Either way, Crozier was reluctant to travel to Brussels because he was worried about being declared a deserter if he did not return to the barracks in Soissons on time, not only due to the sanctions, but also to avoid a possible scandal, given that he was the son of an ambassador. He only accepted to go after the national coach Robert Guérin assured him that he would be able to take the 6 p.m. train, which Crozier did, thus forcing the French team to play the last 25 minutes of the match with only 10 men, but only because the start of the match was delayed 45 minutes as a result of the referee John Lewis arriving late; France lost 7–0, with three goals being scored after Crozier's departure.

In October 1905, Crozier, who now played more regularly for USP, was selected by the Paris football team for a friendly against a London XI at Fulham, but returning from London to Soissons was even more complicated than from Brussels, so he had to refuse once again. Three months later, in January 1906, he played in the Paris-Nord match. Despite his poor performance in his debut, Crozier was somehow reselected for France's next match, also against the Belgians, in April 1906, which ended in a 5–0 loss. During this match, he became the first goalkeeper to save a penalty for the French national team, taken by Belgian full-back Edgard Poelmans. A few months later, in October 1906, Ernest Weber, the star football journalist of L'Auto, described him as a captain "who combines his in-depth knowledge of the game with the skill and composure that made him the national team's goalkeeper".

==Playing style==
In late 1905, Crozier authored a long article that occupied three columns in L'Auto, in which he recommended using mainly his hands, given that most goalkeepers at the time played mostly with their feet, and encouraged diving, which was also still very rare, stating "When you have tried it a few times, you are surprised to see how easy the dive is to execute". He was thus a modern goalkeeper, hence why the local press described him as having "a game too special to be compared" in October 1905.

==Later life==
Crozier most likely stayed in Vienna until 1912, when his father returned to Paris, where he entered the financial circles of the newly established Banque Franco-Japonaise, an initiative from Société Générale. At some point after World War I, presumably in the early 1920s, Crozier, now in his 40s, began traveling to Japan either accompanying his father or on his behalf, and whilst there, he was playing a football match when he sustained an serious injury that paralyzed both his legs for several years, which forced him to be repatriated to undergo rehabilitation in France.

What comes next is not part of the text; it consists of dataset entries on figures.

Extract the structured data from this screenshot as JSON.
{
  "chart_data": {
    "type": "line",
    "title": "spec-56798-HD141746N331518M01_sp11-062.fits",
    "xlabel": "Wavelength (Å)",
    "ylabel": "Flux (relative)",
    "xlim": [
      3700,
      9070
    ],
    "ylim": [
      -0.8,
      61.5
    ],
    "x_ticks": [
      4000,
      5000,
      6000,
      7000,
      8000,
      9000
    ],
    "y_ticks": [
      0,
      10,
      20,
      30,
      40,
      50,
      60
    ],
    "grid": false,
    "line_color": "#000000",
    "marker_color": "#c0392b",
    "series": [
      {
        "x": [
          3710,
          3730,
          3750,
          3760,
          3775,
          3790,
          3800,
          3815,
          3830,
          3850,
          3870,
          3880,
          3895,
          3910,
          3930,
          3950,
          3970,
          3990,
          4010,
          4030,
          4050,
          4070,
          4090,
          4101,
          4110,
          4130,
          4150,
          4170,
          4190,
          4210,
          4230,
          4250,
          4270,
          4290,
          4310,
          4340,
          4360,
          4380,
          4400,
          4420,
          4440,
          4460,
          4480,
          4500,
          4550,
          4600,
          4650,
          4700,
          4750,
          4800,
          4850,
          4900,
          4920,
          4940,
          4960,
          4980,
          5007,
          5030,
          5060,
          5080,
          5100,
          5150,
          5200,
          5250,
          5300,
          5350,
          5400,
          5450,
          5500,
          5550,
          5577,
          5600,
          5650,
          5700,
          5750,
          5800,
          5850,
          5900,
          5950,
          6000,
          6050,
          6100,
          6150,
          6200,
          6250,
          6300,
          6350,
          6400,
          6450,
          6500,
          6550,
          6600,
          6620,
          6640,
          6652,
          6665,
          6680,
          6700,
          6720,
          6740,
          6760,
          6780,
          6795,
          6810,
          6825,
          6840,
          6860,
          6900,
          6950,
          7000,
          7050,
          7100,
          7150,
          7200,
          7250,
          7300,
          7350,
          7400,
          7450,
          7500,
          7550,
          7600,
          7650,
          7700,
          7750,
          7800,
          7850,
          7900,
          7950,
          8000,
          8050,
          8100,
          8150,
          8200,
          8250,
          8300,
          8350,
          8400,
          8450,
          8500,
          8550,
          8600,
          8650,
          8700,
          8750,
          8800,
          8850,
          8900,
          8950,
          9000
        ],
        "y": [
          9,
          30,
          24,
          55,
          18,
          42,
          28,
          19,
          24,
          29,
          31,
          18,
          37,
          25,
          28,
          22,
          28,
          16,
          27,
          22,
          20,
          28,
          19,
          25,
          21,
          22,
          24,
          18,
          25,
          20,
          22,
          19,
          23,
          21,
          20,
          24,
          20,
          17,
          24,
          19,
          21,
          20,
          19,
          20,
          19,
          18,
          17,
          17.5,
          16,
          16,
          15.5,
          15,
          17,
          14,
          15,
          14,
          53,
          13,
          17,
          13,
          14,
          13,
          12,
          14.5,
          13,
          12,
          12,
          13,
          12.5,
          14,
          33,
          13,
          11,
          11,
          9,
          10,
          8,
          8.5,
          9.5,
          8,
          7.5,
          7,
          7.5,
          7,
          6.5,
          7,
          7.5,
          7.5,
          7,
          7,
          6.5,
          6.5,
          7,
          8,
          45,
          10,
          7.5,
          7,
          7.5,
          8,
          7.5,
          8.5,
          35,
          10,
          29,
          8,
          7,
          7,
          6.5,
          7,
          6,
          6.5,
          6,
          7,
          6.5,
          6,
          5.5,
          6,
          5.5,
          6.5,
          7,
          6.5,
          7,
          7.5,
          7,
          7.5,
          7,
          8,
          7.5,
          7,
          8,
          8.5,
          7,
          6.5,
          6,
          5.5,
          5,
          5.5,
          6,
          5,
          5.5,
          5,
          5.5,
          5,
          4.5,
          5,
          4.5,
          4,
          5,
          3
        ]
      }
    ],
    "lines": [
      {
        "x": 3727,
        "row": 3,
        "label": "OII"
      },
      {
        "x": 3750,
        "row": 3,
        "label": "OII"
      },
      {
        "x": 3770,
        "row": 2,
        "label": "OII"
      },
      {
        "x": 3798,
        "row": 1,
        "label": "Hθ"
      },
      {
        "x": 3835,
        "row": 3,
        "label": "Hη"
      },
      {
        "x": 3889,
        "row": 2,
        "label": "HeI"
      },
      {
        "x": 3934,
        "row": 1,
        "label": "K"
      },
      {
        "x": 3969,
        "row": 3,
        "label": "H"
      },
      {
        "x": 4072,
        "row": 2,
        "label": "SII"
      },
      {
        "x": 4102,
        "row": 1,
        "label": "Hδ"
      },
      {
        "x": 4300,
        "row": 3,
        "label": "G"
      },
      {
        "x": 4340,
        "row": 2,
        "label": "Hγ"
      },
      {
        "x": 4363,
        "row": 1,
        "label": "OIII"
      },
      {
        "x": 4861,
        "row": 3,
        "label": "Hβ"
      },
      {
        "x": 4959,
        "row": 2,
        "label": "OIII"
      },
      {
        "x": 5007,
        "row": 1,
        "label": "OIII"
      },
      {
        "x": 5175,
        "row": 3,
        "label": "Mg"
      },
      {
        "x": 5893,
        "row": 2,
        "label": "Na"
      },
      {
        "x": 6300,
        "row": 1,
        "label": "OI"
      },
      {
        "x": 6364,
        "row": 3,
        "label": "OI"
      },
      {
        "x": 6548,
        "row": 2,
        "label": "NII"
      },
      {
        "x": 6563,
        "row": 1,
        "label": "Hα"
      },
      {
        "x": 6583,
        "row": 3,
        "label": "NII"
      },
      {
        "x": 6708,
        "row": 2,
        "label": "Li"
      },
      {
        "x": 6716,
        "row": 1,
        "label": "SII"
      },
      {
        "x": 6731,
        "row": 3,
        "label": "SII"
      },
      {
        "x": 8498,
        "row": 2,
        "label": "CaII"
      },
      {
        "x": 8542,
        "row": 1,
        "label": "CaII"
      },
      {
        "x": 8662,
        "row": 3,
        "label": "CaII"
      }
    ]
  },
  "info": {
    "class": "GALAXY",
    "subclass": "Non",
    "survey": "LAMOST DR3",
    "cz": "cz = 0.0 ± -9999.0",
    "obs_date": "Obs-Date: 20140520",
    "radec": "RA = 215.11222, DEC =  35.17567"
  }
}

In September 1931, Crozier, who now needed a cane to walk, became president of the OGC Nice football commission, solely because of the prestige of his father, as he had never played for the club and had no previous connection to Nice. He held this position for five years, until 1936, a period in which the club experienced vicissitudes in professionalism. His orbituary stated "his keen sense of football, his sound and fair criticism, had been an authority on the great Nice club".

Crozier was also a literary scholar who translated numerous foreign detective novels.

==Death==
Crozier died in Nice on either 11 or 12 February 1944, at the age of 61, just a few days after his father, who died on 9 February in Geneva. He was buried on 14 February.